È la stessa FABI a segnalare come questo trend sia favorito non dalle favorevoli condizioni del mercato, bensì da una crescente propensione a saldare gli acquisti a rate. Anche questo segno evidente di una crescente difficoltà a tenere dietro alle dinamiche dei prezzi per effetto di salari e pensioni troppo bassi, nella stragrande maggioranza dei casi.
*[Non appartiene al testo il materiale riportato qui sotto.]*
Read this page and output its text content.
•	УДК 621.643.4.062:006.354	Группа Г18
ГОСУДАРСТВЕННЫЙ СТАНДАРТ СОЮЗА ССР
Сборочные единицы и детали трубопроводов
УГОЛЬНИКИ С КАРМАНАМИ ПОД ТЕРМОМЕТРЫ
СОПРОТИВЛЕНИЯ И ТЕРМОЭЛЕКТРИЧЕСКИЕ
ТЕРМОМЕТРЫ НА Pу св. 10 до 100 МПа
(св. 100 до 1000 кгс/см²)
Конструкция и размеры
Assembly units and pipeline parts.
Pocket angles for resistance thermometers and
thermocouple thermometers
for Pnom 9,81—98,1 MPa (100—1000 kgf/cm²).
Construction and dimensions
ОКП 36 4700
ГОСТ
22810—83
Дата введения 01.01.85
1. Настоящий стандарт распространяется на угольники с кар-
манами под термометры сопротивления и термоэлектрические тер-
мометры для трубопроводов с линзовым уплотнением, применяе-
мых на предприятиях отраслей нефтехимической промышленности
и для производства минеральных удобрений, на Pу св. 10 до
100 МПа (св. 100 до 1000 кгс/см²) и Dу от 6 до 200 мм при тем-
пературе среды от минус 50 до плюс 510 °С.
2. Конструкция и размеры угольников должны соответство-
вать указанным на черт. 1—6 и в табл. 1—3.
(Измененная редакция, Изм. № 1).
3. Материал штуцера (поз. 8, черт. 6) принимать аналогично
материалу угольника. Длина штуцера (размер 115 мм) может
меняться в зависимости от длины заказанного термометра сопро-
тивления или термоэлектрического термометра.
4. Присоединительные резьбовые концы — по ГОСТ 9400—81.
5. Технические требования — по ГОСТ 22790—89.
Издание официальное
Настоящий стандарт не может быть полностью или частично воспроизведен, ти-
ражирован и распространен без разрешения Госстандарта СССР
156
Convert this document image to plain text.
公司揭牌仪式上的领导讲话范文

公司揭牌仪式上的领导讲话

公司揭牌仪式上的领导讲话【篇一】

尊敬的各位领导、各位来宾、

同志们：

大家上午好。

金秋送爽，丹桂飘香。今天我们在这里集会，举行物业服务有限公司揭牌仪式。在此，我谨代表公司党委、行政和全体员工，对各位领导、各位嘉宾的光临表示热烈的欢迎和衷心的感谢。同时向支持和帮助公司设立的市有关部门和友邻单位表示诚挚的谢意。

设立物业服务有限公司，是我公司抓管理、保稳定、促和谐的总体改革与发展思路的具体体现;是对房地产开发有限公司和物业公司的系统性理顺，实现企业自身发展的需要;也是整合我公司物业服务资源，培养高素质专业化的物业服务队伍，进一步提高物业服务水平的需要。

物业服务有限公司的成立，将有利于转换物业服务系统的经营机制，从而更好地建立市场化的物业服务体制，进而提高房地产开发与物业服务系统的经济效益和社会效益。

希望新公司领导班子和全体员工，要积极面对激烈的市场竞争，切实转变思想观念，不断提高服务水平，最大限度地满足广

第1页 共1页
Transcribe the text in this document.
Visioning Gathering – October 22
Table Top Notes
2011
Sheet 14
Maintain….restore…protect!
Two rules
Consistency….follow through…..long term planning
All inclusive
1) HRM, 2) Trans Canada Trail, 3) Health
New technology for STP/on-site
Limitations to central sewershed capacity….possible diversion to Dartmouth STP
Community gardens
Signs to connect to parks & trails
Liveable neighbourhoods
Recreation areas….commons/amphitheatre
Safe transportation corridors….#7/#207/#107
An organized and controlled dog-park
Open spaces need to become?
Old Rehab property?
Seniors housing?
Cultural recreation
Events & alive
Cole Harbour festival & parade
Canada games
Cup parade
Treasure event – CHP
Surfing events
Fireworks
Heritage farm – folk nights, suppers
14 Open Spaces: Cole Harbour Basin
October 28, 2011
Italia maglia nera del G20 per il valore dei salari reali

L’inflazione sta rapidamente corrodendo gli stipendi degli italiani tagliandone in maniera drastica il potere d’acquisto e accelerando in tal modo un processo di impoverimento delle famiglie il quale era del resto già in atto da tempo.
Ad attestare il processo in corso è stato il Global Wage Report 2022-23 presentato all’inizio di dicembre dall’Ilo, Organizzazione internazionale del Lavoro, in cui il nostro Paese ottiene un record non precisamente lusinghiero, ritrovandosi maglia nera tra i 20 che compongono l’OCSE

A rendere possibile ciò è stato il calo nell’ordine del 12% degli stipendi italiani dal 2008 ad oggi, in termini reali. Limitando l’analisi al solo 2022 l’inflazione si è portata via un 6%, doppiando la media registrata negli altri Paesi che compongono l’Unione Europea.
Come al solito, ad essere maggiormente penalizzate sono state le famiglie a basso reddito, le quali sono solite riservare la parte più alta della propria spesa per i beni e i servizi essenziali, proprio quelli i cui prezzi stanno aumentando con maggiore rapidità. A rendere ancora più grave l’impatto della fiammata dei prezzi è il fatto che la spirale inflazionistica è giunta nel nostro Paese dopo un periodo di stagnazione degli stipendi, i quali sono cresciuti appena dello 0,1% nel biennio 2020-21, contro un dato medio UE pari all’1,7%.

Tra le categorie in maggiore difficoltà ci sono soprattutto i percettori di bassi salari, i lavoratori dell’economia informale e le donne. In particolare, i lavoratori che percepiscono salari troppo bassi sono passati nel periodo preso in esame dal 9,6% al 10,5%, con dati ancora più elevati per le donne (11,8%) e residenti nella parte inferiore dello stivale (14%). Una situazione la quale rischia di aggravarsi ulteriormente in assenza di interventi governativi.